DIÁRIO MINDELACT NUNO CARDOSO CIA. PESSOAL DE TEATRO JOSÉ PINTO a par e passo, o evento dos afetos


ARREGALAR OS OLHOS José Pinto

O segundo dia abriu a arregalar os olhos na Praça Monte Sossego, com o teatro do espanhol Pau Segalez, que apresentou Abre os Olhos, antes mesmo que a Companhia Paulo Lage tivesse aberto a A casa das belas adormecidas, uma performance-instalação para o olho e o olhar verem de novo ou verem, sábado no Centro Cultural Português, Polo do Mindelo.

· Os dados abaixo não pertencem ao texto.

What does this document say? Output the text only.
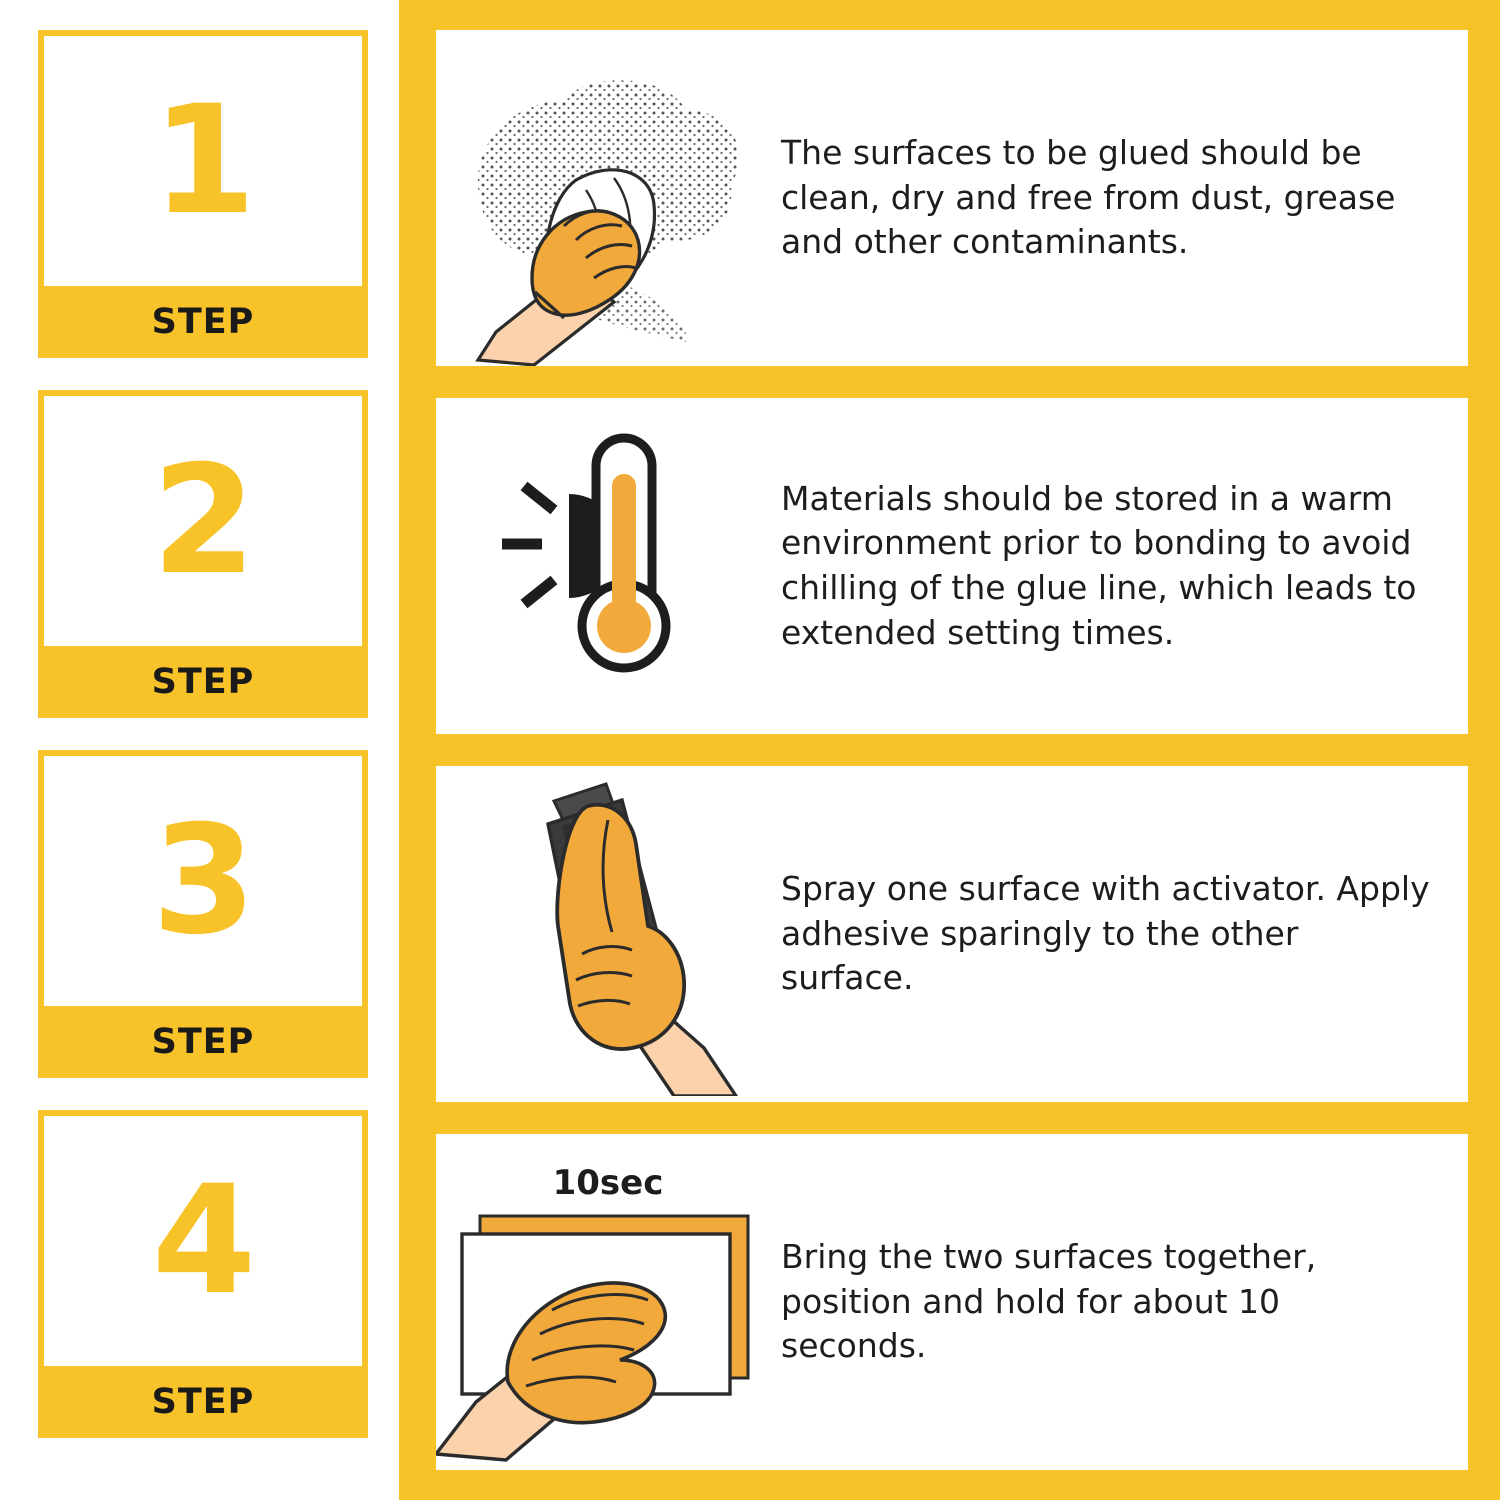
1
STEP
2
STEP
3
STEP
4
STEP
The surfaces to be glued should be clean, dry and free from dust, grease and other contaminants.
Materials should be stored in a warm environment prior to bonding to avoid chilling of the glue line, which leads to extended setting times.
Spray one surface with activator. Apply adhesive sparingly to the other surface.
10sec
Bring the two surfaces together, position and hold for about 10 seconds.
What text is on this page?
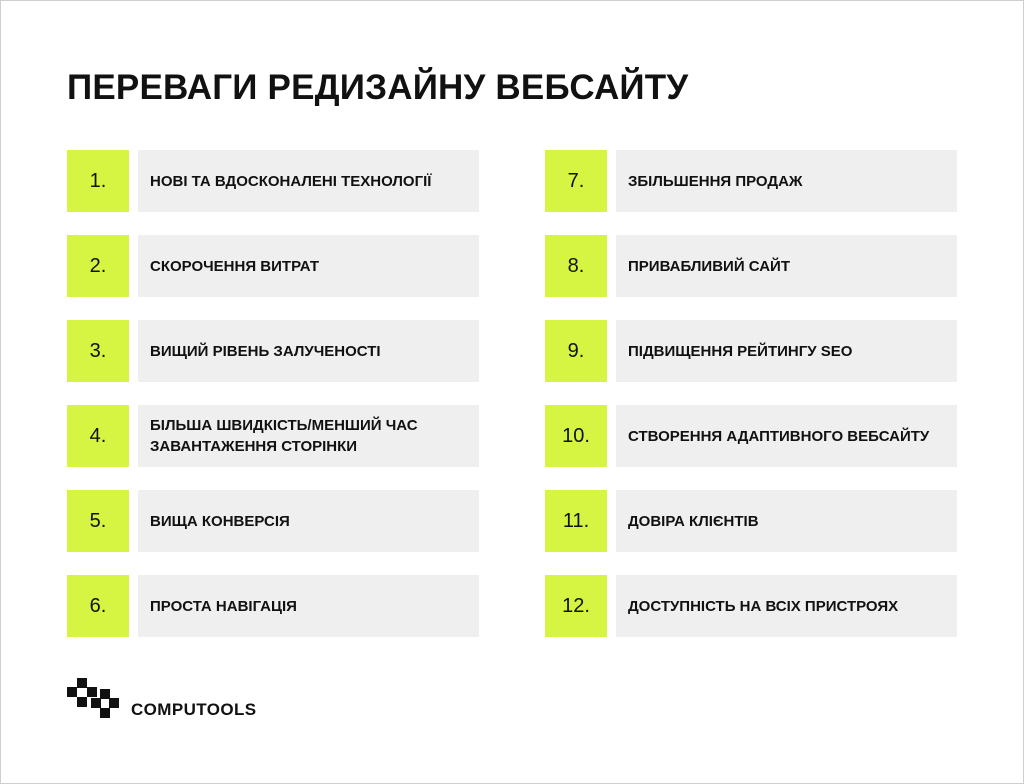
ПЕРЕВАГИ РЕДИЗАЙНУ ВЕБСАЙТУ
1.	НОВІ ТА ВДОСКОНАЛЕНІ ТЕХНОЛОГІЇ
2.	СКОРОЧЕННЯ ВИТРАТ
3.	ВИЩИЙ РІВЕНЬ ЗАЛУЧЕНОСТІ
4.	БІЛЬША ШВИДКІСТЬ/МЕНШИЙ ЧАС
ЗАВАНТАЖЕННЯ СТОРІНКИ
5.	ВИЩА КОНВЕРСІЯ
6.	ПРОСТА НАВІГАЦІЯ
7.	ЗБІЛЬШЕННЯ ПРОДАЖ
8.	ПРИВАБЛИВИЙ САЙТ
9.	ПІДВИЩЕННЯ РЕЙТИНГУ SEO
10.	СТВОРЕННЯ АДАПТИВНОГО ВЕБСАЙТУ
11.	ДОВІРА КЛІЄНТІВ
12.	ДОСТУПНІСТЬ НА ВСІХ ПРИСТРОЯХ
COMPUTOOLS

Na Academia Livre de Artes Integradas do Mindelo, Nuno Cardoso arriscou o Nuno Cardoso, um corpo em exercício gímnico balanceado entre a memória e a interrogação, entre a contação de estórias, o ato performativo e a representação. Terei sido o único a imaginar com precisão como se aproximaram de ambos os lados os trabalhadores e a polícia, antes de andarem à porrada? E Nuno Cardoso arriscando sempre Nuno Cardoso, com vislumbres de sonho em conseguir terminar a redação, em conseguir, desde o não lugar, desde o não.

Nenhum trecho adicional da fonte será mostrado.